Dans les maladies auto-immunes, un dysfonctionnement des mécanismes de défense de l’organisme conduit les médiateurs de l’immunité à se retourner contre certaines cellules du soi. Dans la sclérose en plaques (SEP) par exemple, les lymphocytes T dits effecteurs (Teff) s’attaquent à la gaine de myéline des cellules nerveuses. Or, d’autres lymphocytes T, dits régulateurs (ou Treg), ont été décrits comme capables de moduler l’activité des Teff. Leur absence conduit d’ailleurs à une aggravation des symptômes dans un modèle animal de la SEP, l’encéphalomyélite auto-immune expérimentale (EAE). Reste que la façon dont ces cellules régulatrices interviennent est encore mal connue. Une équipe de chercheurs dirigée par Benoît Salomon* s’est penchée sur la question, en collaboration avec Yenkel Grinberg-Bleyer** : elle a observé que l’action protectrice des Treg dans le système nerveux central est augmentée lorsqu’une protéine de l’inflammation, le TNF, se fixe à l’un de leurs récepteurs spécifiques, le TNFR2. Ces travaux pourraient aboutir à de nouvelles approches thérapeutiques contre la SEP.

Une question d’équilibre

Le TNF est impliqué dans les mécanismes délétères de plusieurs maladies auto-immunes qui, de fait, sont traitées par des médicaments anti-TNF. Pourtant, ces traitements sont contre-indiqués dans la SEP car ils peuvent en aggraver les symptômes. “Le TNF aurait donc un rôle pro ou anti-inflammatoire, selon le contexte. Cela peut en partie s’expliquer par l’existence de deux types de récepteurs du TNF sur les cellules immunitaires : TNFR1, principalement connu comme médiateur de l’inflammation, et TNFR2, fortement exprimé par les Treg, plus volontiers identifié comme un régulateur, explique Benoît Salomon.
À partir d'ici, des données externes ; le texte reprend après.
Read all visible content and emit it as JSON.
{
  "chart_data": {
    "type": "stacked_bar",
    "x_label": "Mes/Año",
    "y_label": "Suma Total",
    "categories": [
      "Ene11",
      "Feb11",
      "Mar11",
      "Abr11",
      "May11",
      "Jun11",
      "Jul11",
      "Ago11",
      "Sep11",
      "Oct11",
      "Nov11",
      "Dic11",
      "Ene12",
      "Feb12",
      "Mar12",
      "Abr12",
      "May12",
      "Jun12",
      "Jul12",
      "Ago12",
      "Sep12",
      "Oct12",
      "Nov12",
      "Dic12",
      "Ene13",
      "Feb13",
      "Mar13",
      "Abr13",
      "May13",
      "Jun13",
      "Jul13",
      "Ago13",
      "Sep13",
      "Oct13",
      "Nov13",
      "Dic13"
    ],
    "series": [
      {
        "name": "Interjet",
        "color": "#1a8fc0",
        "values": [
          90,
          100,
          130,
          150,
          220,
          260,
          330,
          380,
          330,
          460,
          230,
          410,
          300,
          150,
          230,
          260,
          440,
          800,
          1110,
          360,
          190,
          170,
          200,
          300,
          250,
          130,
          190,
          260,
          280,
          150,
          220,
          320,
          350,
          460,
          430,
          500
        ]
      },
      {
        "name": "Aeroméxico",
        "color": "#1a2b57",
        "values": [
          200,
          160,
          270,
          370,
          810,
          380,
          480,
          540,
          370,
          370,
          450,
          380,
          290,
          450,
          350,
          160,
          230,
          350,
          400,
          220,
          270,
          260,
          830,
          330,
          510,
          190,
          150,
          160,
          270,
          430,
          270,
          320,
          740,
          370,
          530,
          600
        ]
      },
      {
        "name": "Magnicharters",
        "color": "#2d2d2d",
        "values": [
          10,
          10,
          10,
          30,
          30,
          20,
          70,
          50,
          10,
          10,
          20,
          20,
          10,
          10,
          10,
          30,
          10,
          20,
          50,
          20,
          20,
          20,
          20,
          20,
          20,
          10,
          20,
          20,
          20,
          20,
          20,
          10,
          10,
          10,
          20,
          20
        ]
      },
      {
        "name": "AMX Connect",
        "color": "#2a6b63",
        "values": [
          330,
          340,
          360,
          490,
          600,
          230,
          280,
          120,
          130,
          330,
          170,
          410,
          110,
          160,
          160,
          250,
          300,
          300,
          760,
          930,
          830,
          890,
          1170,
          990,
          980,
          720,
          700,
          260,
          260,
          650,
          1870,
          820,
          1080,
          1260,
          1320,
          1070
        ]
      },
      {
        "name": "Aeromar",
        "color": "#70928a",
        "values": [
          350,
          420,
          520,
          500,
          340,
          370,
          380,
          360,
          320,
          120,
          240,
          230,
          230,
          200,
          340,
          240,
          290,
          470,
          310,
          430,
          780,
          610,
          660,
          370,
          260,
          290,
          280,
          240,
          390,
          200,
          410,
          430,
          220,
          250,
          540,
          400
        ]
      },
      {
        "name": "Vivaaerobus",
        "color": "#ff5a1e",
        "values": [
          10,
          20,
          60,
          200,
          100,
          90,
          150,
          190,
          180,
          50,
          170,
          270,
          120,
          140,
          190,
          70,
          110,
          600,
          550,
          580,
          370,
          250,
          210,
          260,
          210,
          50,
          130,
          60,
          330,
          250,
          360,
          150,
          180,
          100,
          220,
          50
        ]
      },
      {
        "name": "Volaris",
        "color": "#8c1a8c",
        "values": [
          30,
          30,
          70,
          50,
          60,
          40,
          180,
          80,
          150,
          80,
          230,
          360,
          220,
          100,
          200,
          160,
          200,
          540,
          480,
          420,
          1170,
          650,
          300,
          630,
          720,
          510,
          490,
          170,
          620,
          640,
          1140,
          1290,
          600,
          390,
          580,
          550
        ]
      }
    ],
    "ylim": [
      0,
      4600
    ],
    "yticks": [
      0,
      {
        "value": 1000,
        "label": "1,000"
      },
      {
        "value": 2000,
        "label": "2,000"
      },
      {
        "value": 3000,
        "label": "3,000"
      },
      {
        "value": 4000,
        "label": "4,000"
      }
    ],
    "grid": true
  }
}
Nous avons posé l’hypothèse que, dans la SEP, les anti-TNF pourraient bloquer l’action protectrice des Treg qui expriment le TNFR2.

Pour étudier cette possibilité, le chercheur et son équipe ont comparé l’évolution de la maladie chez des souris atteintes d’EAE qui présentaient ou non des récepteurs TNFR2 opérationnels à la surface de leurs Treg. Ils ont ainsi fait deux observations : tout d’abord, en l’absence de récepteurs TNFR2 fonctionnels, les souris malades adoptent une forme très sévère d’EAE. Par ailleurs, le mécanisme auto-inflammatoire qui en découle n’est observé qu’au niveau du système nerveux central, c’est-à-dire une fois que la maladie est devenue symptomatique : “Dans une maladie auto-immune, la première phase – asymptomatique – se déroule dans les ganglions lymphatiques, là où les premiers lymphocytes B ou T auto-réactifs sont activés au contact d’antigènes du soi. Nos travaux montrent que la modulation exercée par les Treg reste stable pendant cette phase, que les récepteurs TNFR2 soient fonctionnels ou non. En revanche, dans le système nerveux central, les cellules régulatrices déficientes pour le TNFR2 perdent une partie de leur capacité à contrôler la maladie. Le rôle des Treg semble donc primordial lors de la seconde phase de la maladie, celle où les symptômes sont présents.

Vers le développement de nouveaux traitements ?

Enfin, les chercheurs ont pu montrer qu’il est possible d’atténuer les symptômes d’une souris atteinte d’EAE grâce à l’administration d’une molécule expérimentale, activatrice des récepteurs TNFR2. “On peut imaginer le développement de deux nouvelles familles de médicaments contre la SEP : des anticorps qui seraient capables de bloquer les récepteurs TNFR1, afin de limiter le phénomène inflammatoire, et d’autres qui activeraient les TNFR2, et donc la régulation de l’inflammation“, suggère Benoît Salomon.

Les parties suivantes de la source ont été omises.